Green Wing has sold as many copies in the few days since its release as Mighty Boosh has since its release a month ago. Why? Why?
I tried watching a little bit of Green Wing last year and it just annoyed me. I gave it the benefit of the doubt and assumed that this was because I hadn’t watched it ‘from the beginning’. Because ‘the beginning’ would give the characters the necessary establishment for me to understand their ‘complex dynamics and interactions’.
Now I’ve seen the first episode (except for the last ten minutes which I couldn’t be bothered with) and I still have no idea what the appeal is. Are people so shallow that all they can see is the slick, stylised, commercial-like editing? That’s what I couldn’t stand the first time I tried watching the show – it isn’t given a second to breathe in between the speed-ups, the slow-downs and the music they jam into every three second gap where no one is talking.
I assumed until now that there must be some pretty fabulous characterisation and dialogue if you’re able to look past the editing. Um… no. There isn’t. The characters are so flat that you could roll them up and fit them through a keyhole. The dialogue sounds like something that was written by someone who has just read Writing Humour For Dummies and now thinks they have the necessary life experience to write comedy for the BBC. Take this conversation for example, between two doctors walking down a corridor, talking about the response of some interns to a new nurse:
“…they’re all like bees around a honey pot.”
“No. No, bees make honey, don’t they.”
“Yeah, so.”
“Yeah, so. So why are bees bothering with a pot of honey? Yeah? Why not stay back at the hive where there’s as much honey as they can have, yeah? Yeah? Why flap all the way to the supermarket or somebody else’s house or wherever this honey pot is when there’s plenty of honey at home?”
“Yeah, well flies around a honey pot then.”
“Flies prefer shit.”
“Well, wasps. The point is, etc.”
It’s like someone had writers block and tried writing ‘banter’ off the top of their head. Anyone can write ‘banter’ at this level. It doesn’t involve effort whatsoever.
“I was at the supermarket the other day.”
“Why do they call it a supermarket? It doesn’t even have any super powers.”
“Maybe at night it puts on a spandex outfit at night and flies around the place beating up evil superwarehouses.”
“Wouldn’t people notice a bit building flying around the place?”

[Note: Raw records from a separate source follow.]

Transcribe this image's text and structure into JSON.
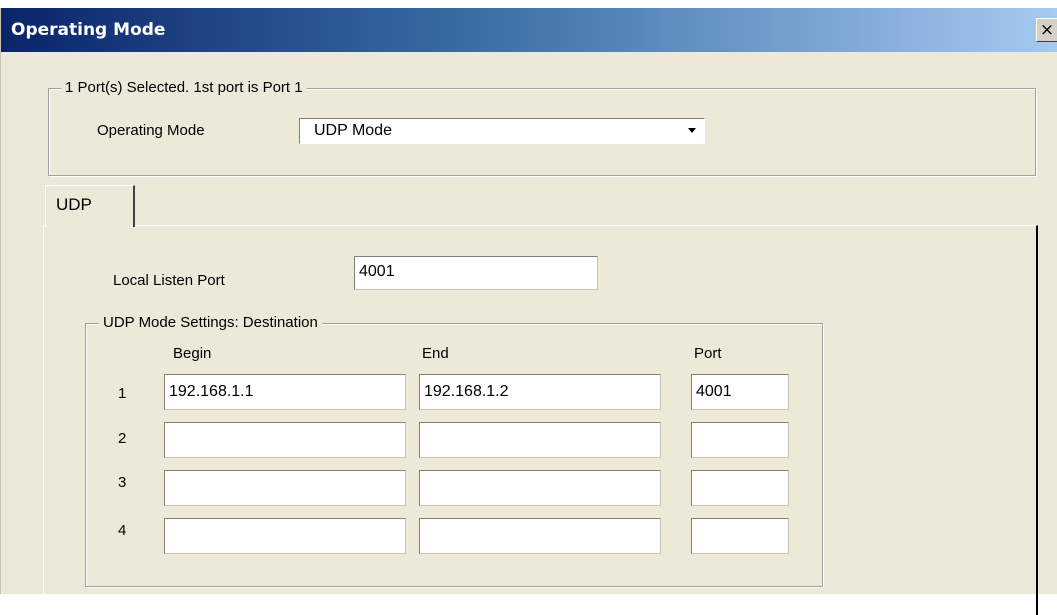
{
  "window": {
    "title": "Operating Mode",
    "close_glyph": "✕"
  },
  "port_selection": {
    "summary": "1 Port(s) Selected. 1st port is Port 1",
    "mode_label": "Operating Mode",
    "mode_value": "UDP Mode"
  },
  "tabs": [
    {
      "label": "UDP"
    }
  ],
  "udp": {
    "local_listen_port_label": "Local Listen Port",
    "local_listen_port_value": "4001",
    "destination_group_label": "UDP Mode Settings: Destination",
    "columns": {
      "begin": "Begin",
      "end": "End",
      "port": "Port"
    },
    "rows": [
      {
        "index": "1",
        "begin": "192.168.1.1",
        "end": "192.168.1.2",
        "port": "4001"
      },
      {
        "index": "2",
        "begin": "",
        "end": "",
        "port": ""
      },
      {
        "index": "3",
        "begin": "",
        "end": "",
        "port": ""
      },
      {
        "index": "4",
        "begin": "",
        "end": "",
        "port": ""
      }
    ]
  }
}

“Maybe it’s a like a transformer that can become a radically different size when it transforms.”
“Oh, so it’s a transformer now. Why don’t they call them transmarkets, then?”
…and so on and so on. Like I said, no effort. Seriously, if you take away all the slick editing bullshit there’s nothing. If you filmed it like an ordinary sitcom it would be an instant flop.
I wonder if that really is the reason GW sells better than MB. The former looks and feels like an expensive commercial. The latter looks and feels cheap. Now I’m wondering what would have happened if Welcome To Paradise had been filmed in GW style. Cult success, perhaps? Isn’t that a scary thought?
March 8, 2008 at 1:13 pm |
GW is an acquired taste – I didn’t like the first episode either. It’s the same with the first episode of The Prisoner, the editing is bananas but it settles down by the next episode. I think GW is one of those shows where you watch it for the actors. The Boosh is much more the product of only two people, with a far smaller budget. It was also on a much less popular channel, so it’s understandable it’ll have sold fewer copies.
So, is series 2 of GW out as well?
This is, of course, a good reason to make your own.
March 8, 2008 at 10:49 pm |
Can I not make the effort to acquire said taste?
Nothing further.
March 13, 2008 at 1:35 pm |
Ditto wot sasha said!
- and more of what I said about Desperate Housewives … just ‘cos it sells in the States, attracts huge advertising dollars, gets a 2nd/3rd/4th season, doesn’t mean it’s well-written, of greater depth than a muddy puddle, or has any merit that warrants me spending time and energy on it.
I can always find the actors I like in a production that serves them well, without having to watch the clunkers. Welcome to Paradise, case in point…
‘a good reason to make your own’ – I can’t agree more! Perhaps we should spend the winter plotting!!!